As for "Jacked", what TreeSpyder shows is quite diffferent from what Tom points to:
the former is known as the Eskimo Bwl, related to that Lapp bend; the latter the
"Dbl.Bwl", as someone notes, and also "Round-turn Bwl".

Which leads to the problematic "round turn": facing a tree, if the rope runs around
and back to ya, it's a "turn"; one more wrap makes a "round turn", by common
parlance. But what if the rope goes around the tree and AWAY from ya?
In degrees, 180 &amp; 540 are the agreed cases (as in "Round Turn &amp; Two Half-Hitches");
but what of 360, 720deg. ? --a muddle! But the "round-turn Bwl" took the 720deg
dble.turn as one not two RTs.
.:. You'll encounter differences on this (but "RT&amp;2HH" is quite common &amp; old).


*knudeNoggin*
 
i wuz fixin to write ya and drag you into this...

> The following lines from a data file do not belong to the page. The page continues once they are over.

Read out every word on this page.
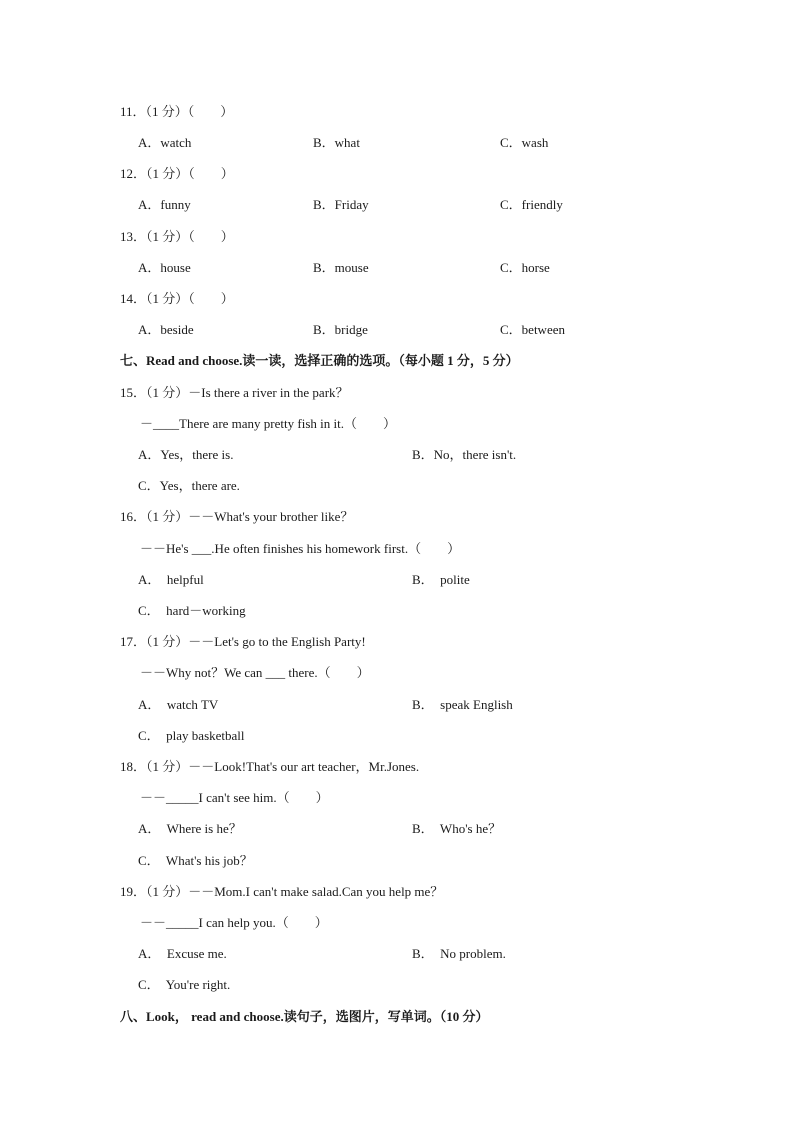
11．（1 分）（　　）
A．watch	B．what	C．wash
12．（1 分）（　　）
A．funny	B．Friday	C．friendly
13．（1 分）（　　）
A．house	B．mouse	C．horse
14．（1 分）（　　）
A．beside	B．bridge	C．between
七、Read and choose.读一读，选择正确的选项。（每小题 1 分，5 分）
15．（1 分）－Is there a river in the park？
－____There are many pretty fish in it.（　　）
A．Yes，there is.	B．No，there isn't.
C．Yes，there are.
16．（1 分）－－What's your brother like？
－－He's ___.He often finishes his homework first.（　　）
A．  helpful	B．  polite
C．  hard－working
17．（1 分）－－Let's go to the English Party!
－－Why not？We can ___ there.（　　）
A．  watch TV	B．  speak English
C．  play basketball
18．（1 分）－－Look!That's our art teacher，Mr.Jones.
－－_____I can't see him.（　　）
A．  Where is he？	B．  Who's he？
C．  What's his job？
19．（1 分）－－Mom.I can't make salad.Can you help me？
－－_____I can help you.（　　）
A．  Excuse me.	B．  No problem.
C．  You're right.
八、Look， read and choose.读句子，选图片，写单词。（10 分）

The 'slip-knot' method and DBY i think both work better in our arbo more flexible 1/2" lines, that i'm used to handling. But, both have detractions as the lines grow larger and/or stiffer. 1 of the top reasons i like the DBY, is i make a DBY as a temporary eye in the end of a line, and hook krabs into it all day. So,, with the Y-tie off; the eye is 'cleaner'; tail is out of the way; working the krabs in and out is more like working with a spliced eye. i think the Y-tie off in a single bowline isn't as good as a regular stopper; but when combined with a roundturn security, becomes acceptable fer me in our 'average' 1/2" arbo lines.

The polys do have some helpful charachteristics, but aren't heat friendly, cost strength from same diameter, and are rough on hands as rope runs through i think.

Remarks about which is stronger at 5% increase really ain't much, but then along with added security. But; also a technician who is riding point/making decisisons should have a perpetuation of a mantra of polishing each point to 'equitable maximum'. If this act of greater strength and security so simply maintains and insitills that; i think it not tooo bad a thang! Also, i think a DBY, has a smoother, more well balanced feel to your eye, that is more instanaeously spot checkable; a virtue/quanity i have come to respect from all the comments of the mountaineering/rescue bretheren sticking with the family of 8's.

i think the RT+2HH is the simple standard of reliability to measure most other lacings by. i think slipknot is a lil'confusing, but the way i've seen it expressed. Points well taken on the marlinspike well taken; but it is kinda like a slipped overhand stopper too.

Always a pleasure, and education KN!
 
Btw, for those w/<u>On Rope 2nd ed.</u>, note that the images for the so-called
"Three-Coil Prusik" got mistakenly flipped upside-down, and thus show a friction
hitch that won't generate (enough) friction to grip! The accompanying text was given
a slight change--only a word or two needed change--to match. This sort of brain-dead
bookmaking irks me (presumably done by editer[sic]).

As for polyolefin (which seems a weasel term to cover whether it's polypropylene
or polyethylene (but also copolymer) in actuality) fibers giving a hairy feel, that might
best be taken as a wear/replace indictor: in arbo ropes (as in some others used e.g. in
commercial marine/fishing), the PP is interior, and will only be felt if broken and
extruding. (There are interesting ropes in which the fiber types are equally on the
in-/ex-terior.)

*knudeNoggin*
 
ChuckR, One more Rope possibility-Columbia Ropes-They have perhaps three color combos of 12 strand that is similar to Arborplex but knots a bit better. About $45 for a hank. I don't like it as well as I do P.Ivy, Yellowjacket, ArborMaster and Saftey Blue----But I have a hank of it , have climbed on it and found it quite good for simple "old school" climbing but a bit stretchy (Due to the shape changing of a soft 12 strand when loaded) when you have a lot of line out.